Yo no puedo evitar que las tropas aliadas bombardeen Afganistán. Ojalá pudiera. Tampoco puedo evitar que un fanático secuestre un avión y asesine a miles de personas. Ojalá -palabra que, como otras muchas de nuestra lengua, viene del árabe, wa sa llâh ('y quiera Dios') pudiera-. Pero lo que puedo hacer es pensar y oponerme de pensamiento y palabra al terrorismo. Ejercicio, por otra parte, que nos coge aquí perfectamente entrenados. Llevamos mucho años oponiéndonos al terrorismo sin ambigüedad, en los foros públicos y en los fueros internos. Pero también quiero oponerme de pensamiento y palabra a la guerra, sobre todo a ésta que tiene un nombre tan bonito y tan mal puesto.

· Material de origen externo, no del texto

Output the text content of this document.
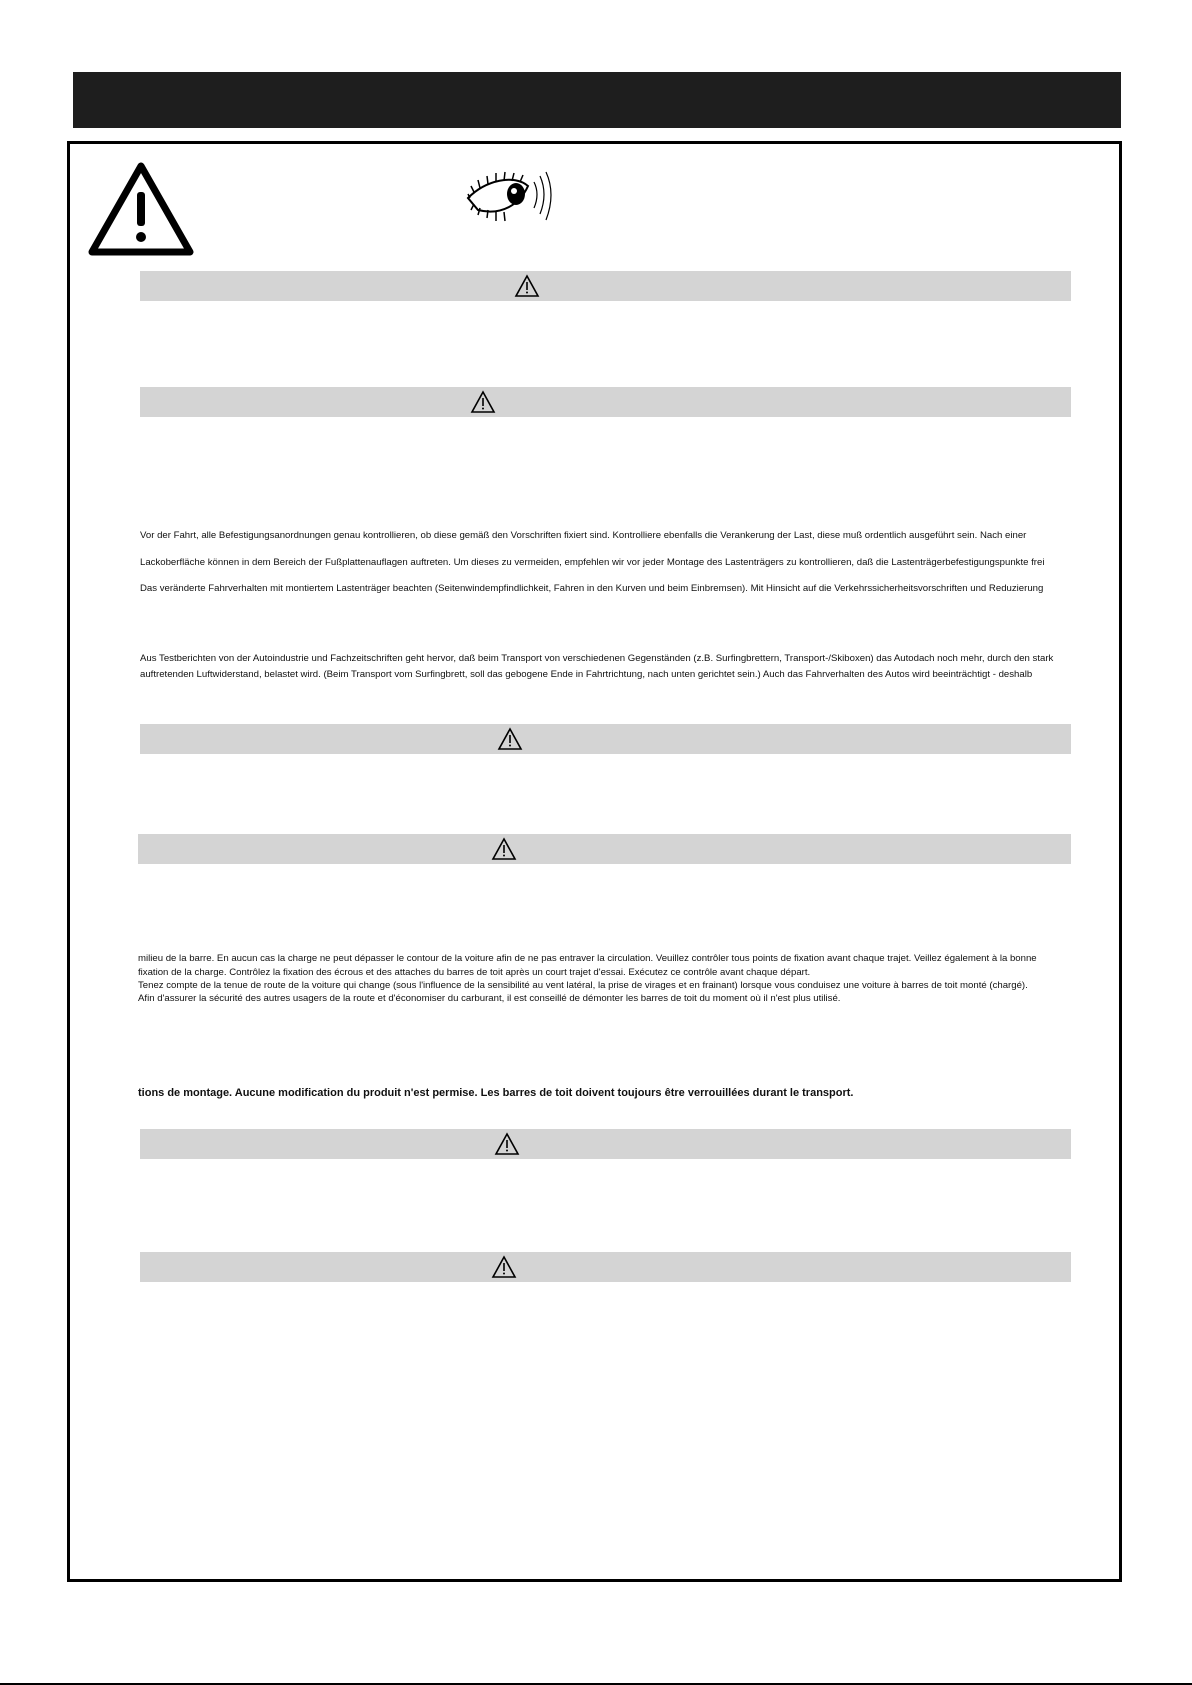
Vor der Fahrt, alle Befestigungsanordnungen genau kontrollieren, ob diese gemäß den Vorschriften fixiert sind. Kontrolliere ebenfalls die Verankerung der Last, diese muß ordentlich ausgeführt sein. Nach einer
Lackoberfläche können in dem Bereich der Fußplattenauflagen auftreten. Um dieses zu vermeiden, empfehlen wir vor jeder Montage des Lastenträgers zu kontrollieren, daß die Lastenträgerbefestigungspunkte frei
Das veränderte Fahrverhalten mit montiertem Lastenträger beachten (Seitenwindempfindlichkeit, Fahren in den Kurven und beim Einbremsen). Mit Hinsicht auf die Verkehrssicherheitsvorschriften und Reduzierung
Aus Testberichten von der Autoindustrie und Fachzeitschriften geht hervor, daß beim Transport von verschiedenen Gegenständen (z.B. Surfingbrettern, Transport-/Skiboxen) das Autodach noch mehr, durch den stark
auftretenden Luftwiderstand, belastet wird. (Beim Transport vom Surfingbrett, soll das gebogene Ende in Fahrtrichtung, nach unten gerichtet sein.) Auch das Fahrverhalten des Autos wird beeinträchtigt - deshalb
milieu de la barre. En aucun cas la charge ne peut dépasser le contour de la voiture afin de ne pas entraver la circulation. Veuillez contrôler tous points de fixation avant chaque trajet. Veillez également à la bonne
fixation de la charge. Contrôlez la fixation des écrous et des attaches du barres de toit après un court trajet d'essai. Exécutez ce contrôle avant chaque départ.
Tenez compte de la tenue de route de la voiture qui change (sous l'influence de la sensibilité au vent latéral, la prise de virages et en frainant) lorsque vous conduisez une voiture à barres de toit monté (chargé).
Afin d'assurer la sécurité des autres usagers de la route et d'économiser du carburant, il est conseillé de démonter les barres de toit du moment où il n'est plus utilisé.
tions de montage. Aucune modification du produit n'est permise. Les barres de toit doivent toujours être verrouillées durant le transport.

Y me opongo. Primero porque entiendo que la libertad consiste precisamente en el matiz; en la posibilidad -que muchos intentan negarnos en estos momentos- de colocarnos ideológica, sentimental y emocionalmente en el anchísimo espacio que existe entre el extremismo totalitario y la extrema violencia de la guerra.

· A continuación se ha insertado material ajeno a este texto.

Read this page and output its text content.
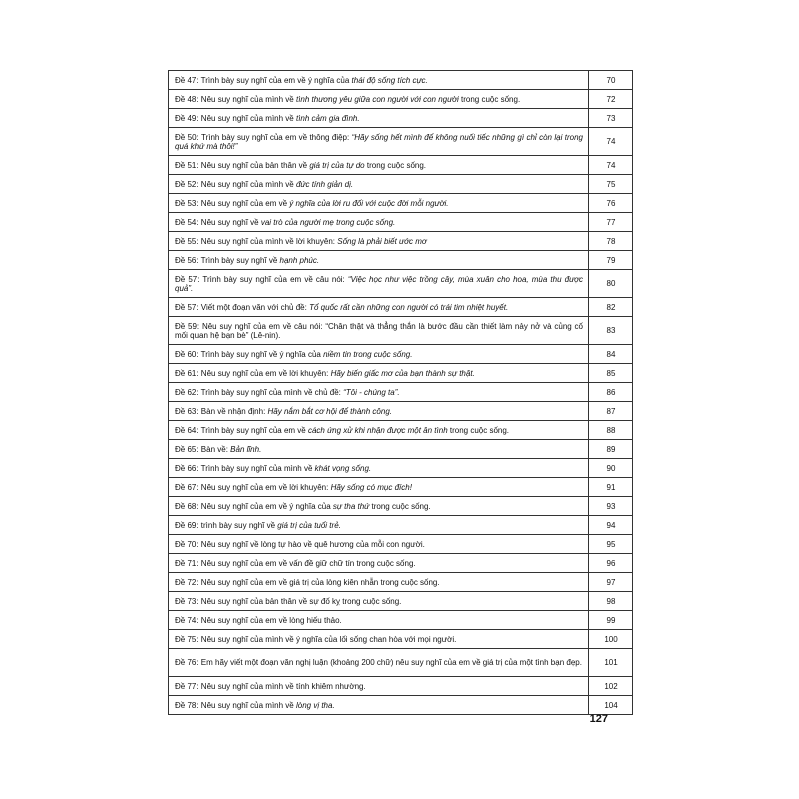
Đề 47: Trình bày suy nghĩ của em về ý nghĩa của thái độ sống tích cực.	70
Đề 48: Nêu suy nghĩ của mình về tình thương yêu giữa con người với con người trong cuộc sống.	72
Đề 49: Nêu suy nghĩ của mình về tình cảm gia đình.	73
Đề 50: Trình bày suy nghĩ của em về thông điệp: “Hãy sống hết mình để không nuối tiếc những gì chỉ còn lại trong quá khứ mà thôi!”	74
Đề 51: Nêu suy nghĩ của bản thân về giá trị của tự do trong cuộc sống.	74
Đề 52: Nêu suy nghĩ của mình về đức tính giản dị.	75
Đề 53: Nêu suy nghĩ của em về ý nghĩa của lời ru đối với cuộc đời mỗi người.	76
Đề 54: Nêu suy nghĩ về vai trò của người mẹ trong cuộc sống.	77
Đề 55: Nêu suy nghĩ của mình về lời khuyên: Sống là phải biết ước mơ	78
Đề 56: Trình bày suy nghĩ về hạnh phúc.	79
Đề 57: Trình bày suy nghĩ của em về câu nói: “Việc học như việc trồng cây, mùa xuân cho hoa, mùa thu được quả”.	80
Đề 57: Viết một đoạn văn với chủ đề: Tổ quốc rất cần những con người có trái tim nhiệt huyết.	82
Đề 59: Nêu suy nghĩ của em về câu nói: “Chân thật và thẳng thắn là bước đầu cần thiết làm nảy nở và củng cố mối quan hệ bạn bè” (Lê-nin).	83
Đề 60: Trình bày suy nghĩ về ý nghĩa của niềm tin trong cuộc sống.	84
Đề 61: Nêu suy nghĩ của em về lời khuyên: Hãy biến giấc mơ của bạn thành sự thật.	85
Đề 62: Trình bày suy nghĩ của mình về chủ đề: “Tôi - chúng ta”.	86
Đề 63: Bàn về nhận định: Hãy nắm bắt cơ hội để thành công.	87
Đề 64: Trình bày suy nghĩ của em về cách ứng xử khi nhận được một ân tình trong cuộc sống.	88
Đề 65: Bàn về: Bản lĩnh.	89
Đề 66: Trình bày suy nghĩ của mình về khát vọng sống.	90
Đề 67: Nêu suy nghĩ của em về lời khuyên: Hãy sống có mục đích!	91
Đề 68: Nêu suy nghĩ của em về ý nghĩa của sự tha thứ trong cuộc sống.	93
Đề 69: trình bày suy nghĩ về giá trị của tuổi trẻ.	94
Đề 70: Nêu suy nghĩ về lòng tự hào về quê hương của mỗi con người.	95
Đề 71: Nêu suy nghĩ của em về vấn đề giữ chữ tín trong cuộc sống.	96
Đề 72: Nêu suy nghĩ của em về giá trị của lòng kiên nhẫn trong cuộc sống.	97
Đề 73: Nêu suy nghĩ của bản thân về sự đố kỵ trong cuộc sống.	98
Đề 74: Nêu suy nghĩ của em về lòng hiếu thảo.	99
Đề 75: Nêu suy nghĩ của mình về ý nghĩa của lối sống chan hòa với mọi người.	100
Đề 76: Em hãy viết một đoạn văn nghị luận (khoảng 200 chữ) nêu suy nghĩ của em về giá trị của một tình bạn đẹp.	101
Đề 77: Nêu suy nghĩ của mình về tính khiêm nhường.	102
Đề 78: Nêu suy nghĩ của mình về lòng vị tha.	104
127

Segundo por aquello que decía Albert Camus de que un escritor -en este caso una escritora- no debe colocarse del lado de quienes hacen la Historia sino de aquellos que la padecen. Y en Afganistán quienes llevan años sufriendo el régimen taliban son los mismos que ahora sufren las bombas y el exilio y el hambre. Y los mismos que ahora les lanzan misiles, son idénticos a aquellos que en su día, porque simple y cínicamente les convenía, alentaron, armaron hasta los dientes y colocaron en el poder a estos extremistas islámicos de los que hoy quieren deshacerse porque se han vuelto hostiles e incontrolables.

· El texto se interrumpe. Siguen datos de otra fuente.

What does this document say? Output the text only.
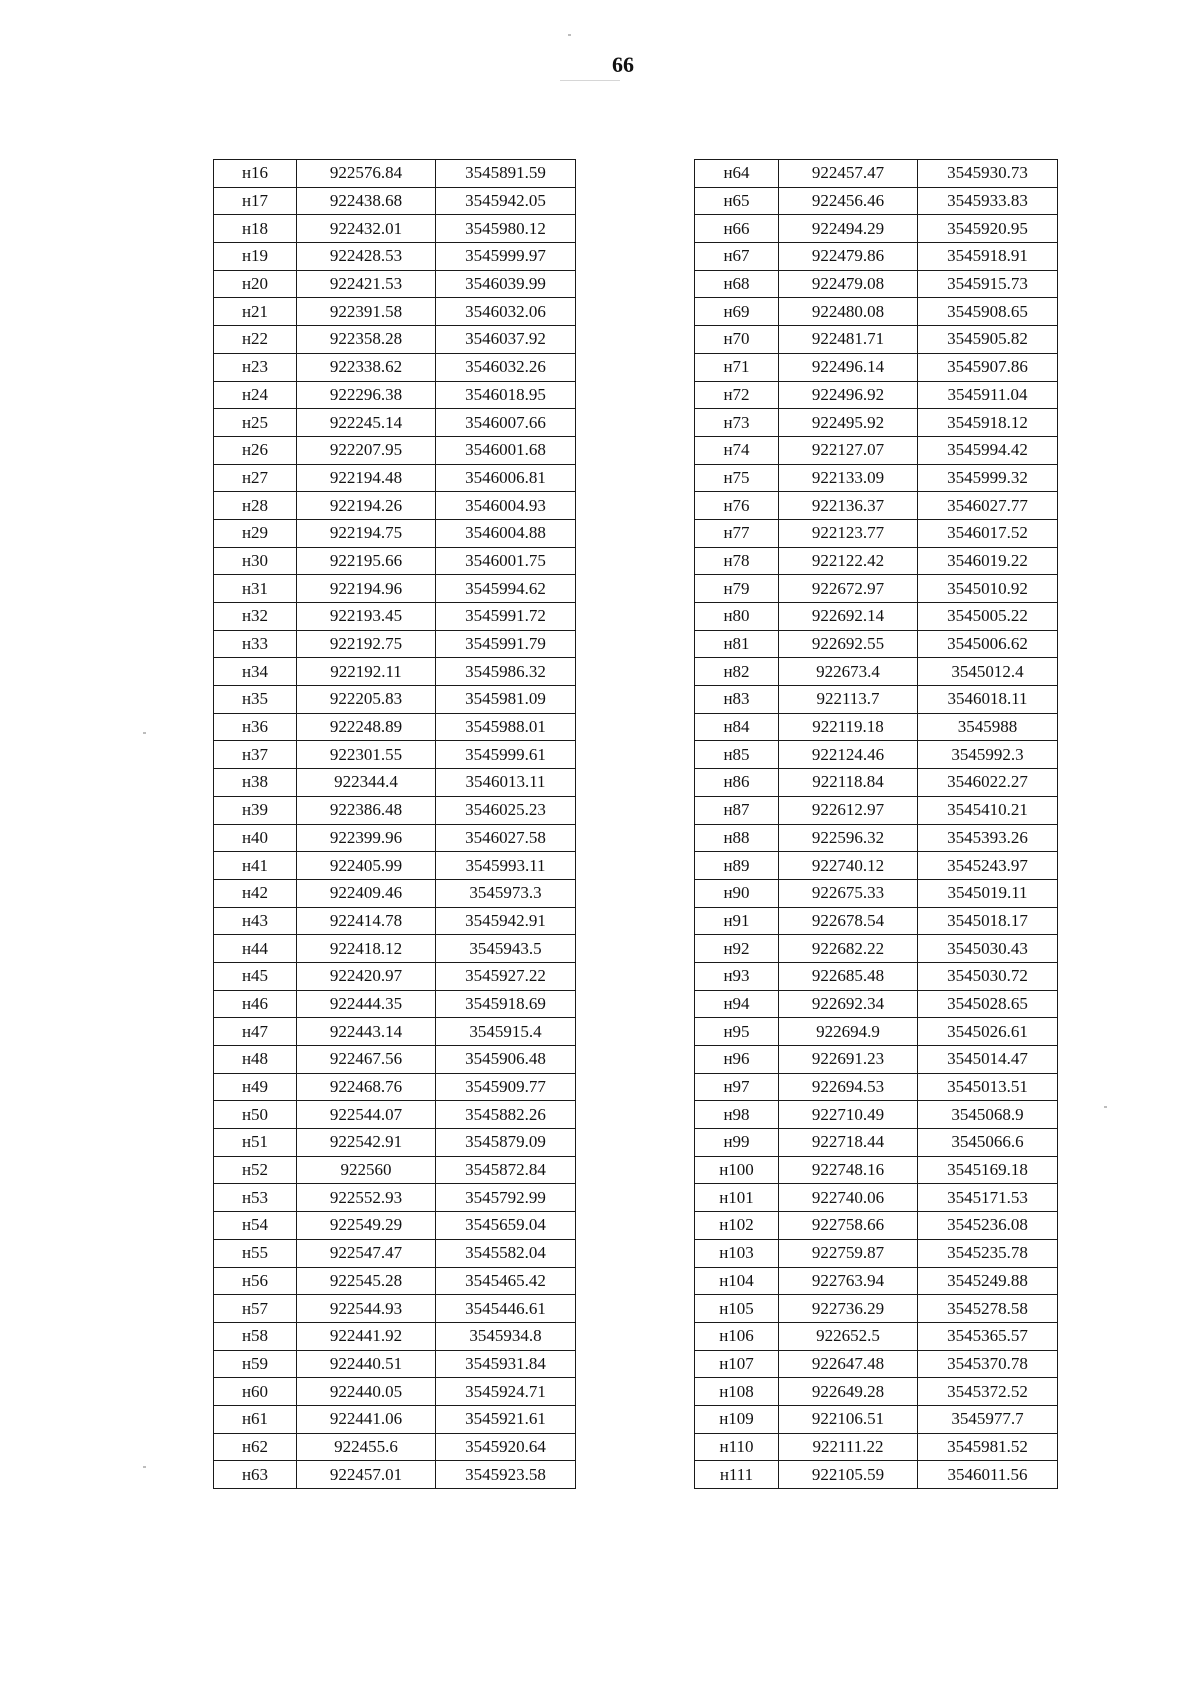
66
н16	922576.84	3545891.59
н17	922438.68	3545942.05
н18	922432.01	3545980.12
н19	922428.53	3545999.97
н20	922421.53	3546039.99
н21	922391.58	3546032.06
н22	922358.28	3546037.92
н23	922338.62	3546032.26
н24	922296.38	3546018.95
н25	922245.14	3546007.66
н26	922207.95	3546001.68
н27	922194.48	3546006.81
н28	922194.26	3546004.93
н29	922194.75	3546004.88
н30	922195.66	3546001.75
н31	922194.96	3545994.62
н32	922193.45	3545991.72
н33	922192.75	3545991.79
н34	922192.11	3545986.32
н35	922205.83	3545981.09
н36	922248.89	3545988.01
н37	922301.55	3545999.61
н38	922344.4	3546013.11
н39	922386.48	3546025.23
н40	922399.96	3546027.58
н41	922405.99	3545993.11
н42	922409.46	3545973.3
н43	922414.78	3545942.91
н44	922418.12	3545943.5
н45	922420.97	3545927.22
н46	922444.35	3545918.69
н47	922443.14	3545915.4
н48	922467.56	3545906.48
н49	922468.76	3545909.77
н50	922544.07	3545882.26
н51	922542.91	3545879.09
н52	922560	3545872.84
н53	922552.93	3545792.99
н54	922549.29	3545659.04
н55	922547.47	3545582.04
н56	922545.28	3545465.42
н57	922544.93	3545446.61
н58	922441.92	3545934.8
н59	922440.51	3545931.84
н60	922440.05	3545924.71
н61	922441.06	3545921.61
н62	922455.6	3545920.64
н63	922457.01	3545923.58
н64	922457.47	3545930.73
н65	922456.46	3545933.83
н66	922494.29	3545920.95
н67	922479.86	3545918.91
н68	922479.08	3545915.73
н69	922480.08	3545908.65
н70	922481.71	3545905.82
н71	922496.14	3545907.86
н72	922496.92	3545911.04
н73	922495.92	3545918.12
н74	922127.07	3545994.42
н75	922133.09	3545999.32
н76	922136.37	3546027.77
н77	922123.77	3546017.52
н78	922122.42	3546019.22
н79	922672.97	3545010.92
н80	922692.14	3545005.22
н81	922692.55	3545006.62
н82	922673.4	3545012.4
н83	922113.7	3546018.11
н84	922119.18	3545988
н85	922124.46	3545992.3
н86	922118.84	3546022.27
н87	922612.97	3545410.21
н88	922596.32	3545393.26
н89	922740.12	3545243.97
н90	922675.33	3545019.11
н91	922678.54	3545018.17
н92	922682.22	3545030.43
н93	922685.48	3545030.72
н94	922692.34	3545028.65
н95	922694.9	3545026.61
н96	922691.23	3545014.47
н97	922694.53	3545013.51
н98	922710.49	3545068.9
н99	922718.44	3545066.6
н100	922748.16	3545169.18
н101	922740.06	3545171.53
н102	922758.66	3545236.08
н103	922759.87	3545235.78
н104	922763.94	3545249.88
н105	922736.29	3545278.58
н106	922652.5	3545365.57
н107	922647.48	3545370.78
н108	922649.28	3545372.52
н109	922106.51	3545977.7
н110	922111.22	3545981.52
н111	922105.59	3546011.56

La tercera razón tiene que ver con la eficacia de la lucha antiterrorista. No creo que la guerra -que va a crear mártires y héroes donde nos los había; convicciones donde sólo existían simpatías; odio donde la enemistad era más tibia- sea el método más acertado. La lucha contra el terrorismo será eficaz si se refuerzan la comunicación y la transparencia de los servicios de inteligencia -después de tanta acción individual y de tapadillo ahora parece que la CIA se ha caído del guindo-. Si se fortalecen y se respetan las instituciones comunes. Y no tengo que recordar el desprecio con que la primera potencia mundial ha tratado a las Naciones Unidas -ni su reciente, chapucera y oportunista rectificación-. Ni el veto que opone a las decisiones del Tribunal de la Haya que son contrarias a sus intereses.

Y sobre todo se lucha eficazmente contra el terrorismo si se ataca a las finanzas del terror. En vez de destruir las conexiones eléctricas de Kabul -lo que traducido a la realidad cotidiana significa sencillamente que sus habitantes se van a quedar sin luz, agua y servicios esenciales- los aliados podrían poner más empeño en desmantelar las conexiones electrónicas de los bancos de los paraísos fiscales, convertidos con el beneplácito de Occidente en fortalezas del dinero sucio.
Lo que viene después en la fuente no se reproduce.